The judge has ordered that the dispute, which relates to information sharing, must be referred to the CCMA within five days.

The judge also ordered that the resolution should be expedited.

O’Sullivan added: “We will certainly adhere to that order and would agree with the judge that a swift resolution of the dispute would be beneficial.

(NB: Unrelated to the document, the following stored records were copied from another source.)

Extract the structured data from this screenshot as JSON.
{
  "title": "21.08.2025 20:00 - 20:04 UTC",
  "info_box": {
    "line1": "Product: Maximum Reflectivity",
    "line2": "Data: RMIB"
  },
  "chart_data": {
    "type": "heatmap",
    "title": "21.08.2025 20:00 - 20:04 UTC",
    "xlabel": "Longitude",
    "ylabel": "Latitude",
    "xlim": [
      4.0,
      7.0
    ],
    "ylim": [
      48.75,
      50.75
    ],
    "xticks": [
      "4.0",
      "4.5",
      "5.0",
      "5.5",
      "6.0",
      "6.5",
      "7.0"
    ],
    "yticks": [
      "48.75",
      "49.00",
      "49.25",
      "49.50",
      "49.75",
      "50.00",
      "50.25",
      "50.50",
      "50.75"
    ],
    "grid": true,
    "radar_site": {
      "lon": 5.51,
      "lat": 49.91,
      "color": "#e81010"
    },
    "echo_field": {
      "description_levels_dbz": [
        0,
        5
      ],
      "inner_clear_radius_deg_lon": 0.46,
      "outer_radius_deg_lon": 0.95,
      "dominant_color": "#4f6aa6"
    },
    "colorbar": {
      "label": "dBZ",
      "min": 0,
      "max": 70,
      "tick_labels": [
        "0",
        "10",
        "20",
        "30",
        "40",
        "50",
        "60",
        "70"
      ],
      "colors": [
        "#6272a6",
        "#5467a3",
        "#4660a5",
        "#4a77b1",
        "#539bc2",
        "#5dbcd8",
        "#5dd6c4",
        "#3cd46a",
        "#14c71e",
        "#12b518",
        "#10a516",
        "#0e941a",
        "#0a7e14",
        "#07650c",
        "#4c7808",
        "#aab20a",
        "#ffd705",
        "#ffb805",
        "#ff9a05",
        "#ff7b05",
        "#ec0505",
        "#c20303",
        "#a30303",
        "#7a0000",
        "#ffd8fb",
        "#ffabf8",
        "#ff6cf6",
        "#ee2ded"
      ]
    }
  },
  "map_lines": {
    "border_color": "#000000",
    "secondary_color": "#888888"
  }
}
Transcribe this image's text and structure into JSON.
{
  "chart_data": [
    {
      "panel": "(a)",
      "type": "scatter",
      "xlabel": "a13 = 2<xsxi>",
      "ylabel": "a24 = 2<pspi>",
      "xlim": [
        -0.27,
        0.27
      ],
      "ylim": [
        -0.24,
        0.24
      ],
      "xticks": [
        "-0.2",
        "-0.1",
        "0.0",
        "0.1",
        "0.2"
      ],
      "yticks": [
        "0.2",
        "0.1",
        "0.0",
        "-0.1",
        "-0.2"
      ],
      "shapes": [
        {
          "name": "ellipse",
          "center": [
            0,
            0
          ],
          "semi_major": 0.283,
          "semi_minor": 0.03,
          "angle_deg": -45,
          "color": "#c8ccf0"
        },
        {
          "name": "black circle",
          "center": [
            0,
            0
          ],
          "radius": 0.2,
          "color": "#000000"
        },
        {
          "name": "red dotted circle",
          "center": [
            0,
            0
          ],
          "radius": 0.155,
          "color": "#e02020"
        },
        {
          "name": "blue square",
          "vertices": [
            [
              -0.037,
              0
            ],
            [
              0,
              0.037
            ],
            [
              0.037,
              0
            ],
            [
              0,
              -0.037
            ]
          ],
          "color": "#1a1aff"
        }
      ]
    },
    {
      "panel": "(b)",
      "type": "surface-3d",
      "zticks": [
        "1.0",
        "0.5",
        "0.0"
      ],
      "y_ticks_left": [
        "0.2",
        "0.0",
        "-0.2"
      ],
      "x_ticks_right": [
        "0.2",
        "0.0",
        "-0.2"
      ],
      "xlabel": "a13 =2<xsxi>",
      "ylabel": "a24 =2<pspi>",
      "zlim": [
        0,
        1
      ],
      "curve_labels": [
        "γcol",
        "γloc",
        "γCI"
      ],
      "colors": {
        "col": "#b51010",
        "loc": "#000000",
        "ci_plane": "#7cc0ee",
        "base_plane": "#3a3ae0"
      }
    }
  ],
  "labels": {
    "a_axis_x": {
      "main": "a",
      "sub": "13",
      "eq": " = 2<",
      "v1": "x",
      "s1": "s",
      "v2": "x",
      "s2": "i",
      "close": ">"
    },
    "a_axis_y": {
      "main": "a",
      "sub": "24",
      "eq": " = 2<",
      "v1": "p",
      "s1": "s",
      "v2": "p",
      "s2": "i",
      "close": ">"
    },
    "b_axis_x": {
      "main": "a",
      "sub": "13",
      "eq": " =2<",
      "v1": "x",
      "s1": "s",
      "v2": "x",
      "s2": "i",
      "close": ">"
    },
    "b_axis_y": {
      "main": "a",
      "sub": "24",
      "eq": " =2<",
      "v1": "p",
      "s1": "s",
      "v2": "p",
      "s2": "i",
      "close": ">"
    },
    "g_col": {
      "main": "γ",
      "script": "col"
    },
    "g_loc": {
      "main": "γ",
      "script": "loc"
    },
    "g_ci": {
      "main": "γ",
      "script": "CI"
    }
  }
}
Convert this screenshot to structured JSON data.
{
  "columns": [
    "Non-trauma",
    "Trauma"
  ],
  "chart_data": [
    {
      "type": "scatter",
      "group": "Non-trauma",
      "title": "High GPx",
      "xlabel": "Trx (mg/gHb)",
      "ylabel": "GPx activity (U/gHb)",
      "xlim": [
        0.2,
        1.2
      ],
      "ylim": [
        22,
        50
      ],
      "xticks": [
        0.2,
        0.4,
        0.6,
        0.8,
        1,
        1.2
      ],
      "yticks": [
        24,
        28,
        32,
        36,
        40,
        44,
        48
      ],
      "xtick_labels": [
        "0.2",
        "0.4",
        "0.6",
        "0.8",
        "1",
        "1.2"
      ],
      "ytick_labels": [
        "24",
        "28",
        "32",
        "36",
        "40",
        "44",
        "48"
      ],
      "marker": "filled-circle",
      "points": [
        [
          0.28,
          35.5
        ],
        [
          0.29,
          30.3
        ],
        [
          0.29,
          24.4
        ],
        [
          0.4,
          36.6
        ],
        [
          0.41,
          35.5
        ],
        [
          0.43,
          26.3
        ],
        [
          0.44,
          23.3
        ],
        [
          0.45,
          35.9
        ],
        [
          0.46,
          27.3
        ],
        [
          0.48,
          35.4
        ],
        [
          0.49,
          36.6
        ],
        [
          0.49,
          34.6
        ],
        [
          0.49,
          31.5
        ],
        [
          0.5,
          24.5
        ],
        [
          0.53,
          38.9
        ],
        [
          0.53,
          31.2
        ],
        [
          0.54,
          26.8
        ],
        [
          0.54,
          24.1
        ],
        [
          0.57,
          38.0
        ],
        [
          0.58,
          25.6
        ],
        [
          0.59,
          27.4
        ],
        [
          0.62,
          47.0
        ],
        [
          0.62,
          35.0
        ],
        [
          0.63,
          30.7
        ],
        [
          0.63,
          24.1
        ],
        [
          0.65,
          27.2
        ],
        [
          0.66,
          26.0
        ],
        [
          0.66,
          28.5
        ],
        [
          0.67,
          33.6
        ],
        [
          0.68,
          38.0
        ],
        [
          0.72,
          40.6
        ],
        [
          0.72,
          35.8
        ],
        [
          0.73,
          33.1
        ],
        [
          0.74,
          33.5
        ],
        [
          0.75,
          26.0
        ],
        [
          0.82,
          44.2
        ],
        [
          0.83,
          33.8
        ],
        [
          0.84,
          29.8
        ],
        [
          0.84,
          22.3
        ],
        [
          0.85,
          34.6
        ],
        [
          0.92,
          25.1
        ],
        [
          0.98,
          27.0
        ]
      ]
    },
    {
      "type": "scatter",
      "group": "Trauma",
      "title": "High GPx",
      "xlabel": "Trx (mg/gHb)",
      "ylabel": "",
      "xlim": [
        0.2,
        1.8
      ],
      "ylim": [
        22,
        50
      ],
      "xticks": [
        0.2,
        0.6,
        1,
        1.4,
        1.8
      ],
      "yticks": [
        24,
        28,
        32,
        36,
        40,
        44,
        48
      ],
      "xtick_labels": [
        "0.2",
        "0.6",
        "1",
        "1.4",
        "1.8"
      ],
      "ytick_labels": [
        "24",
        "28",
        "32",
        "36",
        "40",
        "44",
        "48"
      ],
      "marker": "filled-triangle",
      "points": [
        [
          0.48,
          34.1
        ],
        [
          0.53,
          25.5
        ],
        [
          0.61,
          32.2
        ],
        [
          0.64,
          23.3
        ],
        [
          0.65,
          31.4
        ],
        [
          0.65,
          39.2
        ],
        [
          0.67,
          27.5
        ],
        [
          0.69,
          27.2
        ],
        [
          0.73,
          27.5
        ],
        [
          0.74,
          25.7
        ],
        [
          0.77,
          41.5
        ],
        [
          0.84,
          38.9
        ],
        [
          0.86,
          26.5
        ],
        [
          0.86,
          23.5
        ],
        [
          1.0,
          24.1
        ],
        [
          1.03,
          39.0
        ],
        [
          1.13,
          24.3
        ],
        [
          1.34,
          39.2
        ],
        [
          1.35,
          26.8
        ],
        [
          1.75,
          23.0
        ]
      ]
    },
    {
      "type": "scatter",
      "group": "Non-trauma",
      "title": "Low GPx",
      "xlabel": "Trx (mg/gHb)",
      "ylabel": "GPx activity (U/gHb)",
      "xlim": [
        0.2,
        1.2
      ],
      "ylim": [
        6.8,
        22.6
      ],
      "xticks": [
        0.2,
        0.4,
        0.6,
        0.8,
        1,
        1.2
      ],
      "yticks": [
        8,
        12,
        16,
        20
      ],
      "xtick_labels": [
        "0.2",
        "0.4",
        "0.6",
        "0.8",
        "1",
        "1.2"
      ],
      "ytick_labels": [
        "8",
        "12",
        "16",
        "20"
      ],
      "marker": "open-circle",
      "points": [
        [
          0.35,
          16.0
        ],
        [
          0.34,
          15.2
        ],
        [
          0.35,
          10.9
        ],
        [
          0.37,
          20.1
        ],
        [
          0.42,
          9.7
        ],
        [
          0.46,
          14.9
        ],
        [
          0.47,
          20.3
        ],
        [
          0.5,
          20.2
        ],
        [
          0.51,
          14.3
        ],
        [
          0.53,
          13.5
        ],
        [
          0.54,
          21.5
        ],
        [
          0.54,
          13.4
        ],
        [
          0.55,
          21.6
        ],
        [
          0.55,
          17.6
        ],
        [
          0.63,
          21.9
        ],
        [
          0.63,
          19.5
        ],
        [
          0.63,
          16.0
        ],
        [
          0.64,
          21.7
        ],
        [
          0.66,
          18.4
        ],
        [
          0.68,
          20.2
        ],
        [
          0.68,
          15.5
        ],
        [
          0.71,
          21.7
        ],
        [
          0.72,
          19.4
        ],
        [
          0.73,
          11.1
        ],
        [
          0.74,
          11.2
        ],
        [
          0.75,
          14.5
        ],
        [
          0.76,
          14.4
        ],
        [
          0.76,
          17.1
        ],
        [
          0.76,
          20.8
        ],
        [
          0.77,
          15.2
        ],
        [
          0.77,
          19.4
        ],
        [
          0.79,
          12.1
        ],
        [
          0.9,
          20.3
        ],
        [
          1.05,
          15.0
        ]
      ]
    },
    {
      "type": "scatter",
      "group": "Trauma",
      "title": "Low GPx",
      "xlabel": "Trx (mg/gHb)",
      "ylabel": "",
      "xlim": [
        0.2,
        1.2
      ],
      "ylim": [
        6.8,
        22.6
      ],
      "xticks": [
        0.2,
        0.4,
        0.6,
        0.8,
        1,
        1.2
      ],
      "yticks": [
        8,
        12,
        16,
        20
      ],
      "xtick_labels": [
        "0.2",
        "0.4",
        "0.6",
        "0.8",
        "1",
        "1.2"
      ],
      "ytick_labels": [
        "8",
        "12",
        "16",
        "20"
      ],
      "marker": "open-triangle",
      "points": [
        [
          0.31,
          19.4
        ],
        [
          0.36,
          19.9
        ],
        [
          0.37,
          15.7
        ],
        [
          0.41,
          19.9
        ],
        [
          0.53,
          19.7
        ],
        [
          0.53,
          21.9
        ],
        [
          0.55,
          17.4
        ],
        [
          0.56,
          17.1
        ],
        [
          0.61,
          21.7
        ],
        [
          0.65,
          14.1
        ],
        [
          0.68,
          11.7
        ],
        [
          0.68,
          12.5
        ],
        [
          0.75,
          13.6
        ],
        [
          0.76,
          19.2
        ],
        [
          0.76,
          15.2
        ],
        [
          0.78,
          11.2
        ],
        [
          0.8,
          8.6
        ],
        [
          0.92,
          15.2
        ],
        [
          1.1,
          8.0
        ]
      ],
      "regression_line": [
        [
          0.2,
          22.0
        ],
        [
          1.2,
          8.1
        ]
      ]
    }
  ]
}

Once the ordered dispute resolution has taken place, Telkom will be in a position to continue with the very necessary business turnaround process.”

“Telkom has engaged extensively with organised labour and will continue to follow all required processes to ensure we continually seek to serve both the best interest of the business, as well as our people.”

Sipho Maseko, Telkom chief executive

Telkom – the lifeblood to the country’s banking industry that enables Absa, FNB, Nedbank and Standard Bank to operate their automatic teller machines (ATMs) – has endured a decade of declining business, during which time some observers have predicted its demise.

The company is also central to South Africa’s economic growth story – it provides telecoms solutions to the country’s big corporates among its other important functions.

At the heart of  Telkom’s decision to reduce the number of employees is the obvious desire to make the business leaner, agile and more competitive.

A leaner, agile and more profitable Telkom is good for the whole country.

During the year to March, Telkom reduced its net debt by 92.8% to R151 million and free cash flow increased to R3.9 billion.

CEO Sipho Maseko has been working on a turnaround for quite some time, but fortunately results are starting to show up in Telkom’s latest earnings.

The turnaround is gathering speed, Telkom recorded a normalised profit after tax of R2.7 billion versus R1.2 billion in 2014 and EBITDA of R8.97 billion compared to R7.79 billion in 2014.

Telkom has to follow through on its rightsizing of staff numbers while at the same time pursuing its other objectives that will make it a world class businesses capable of attracting highly-skilled global talent.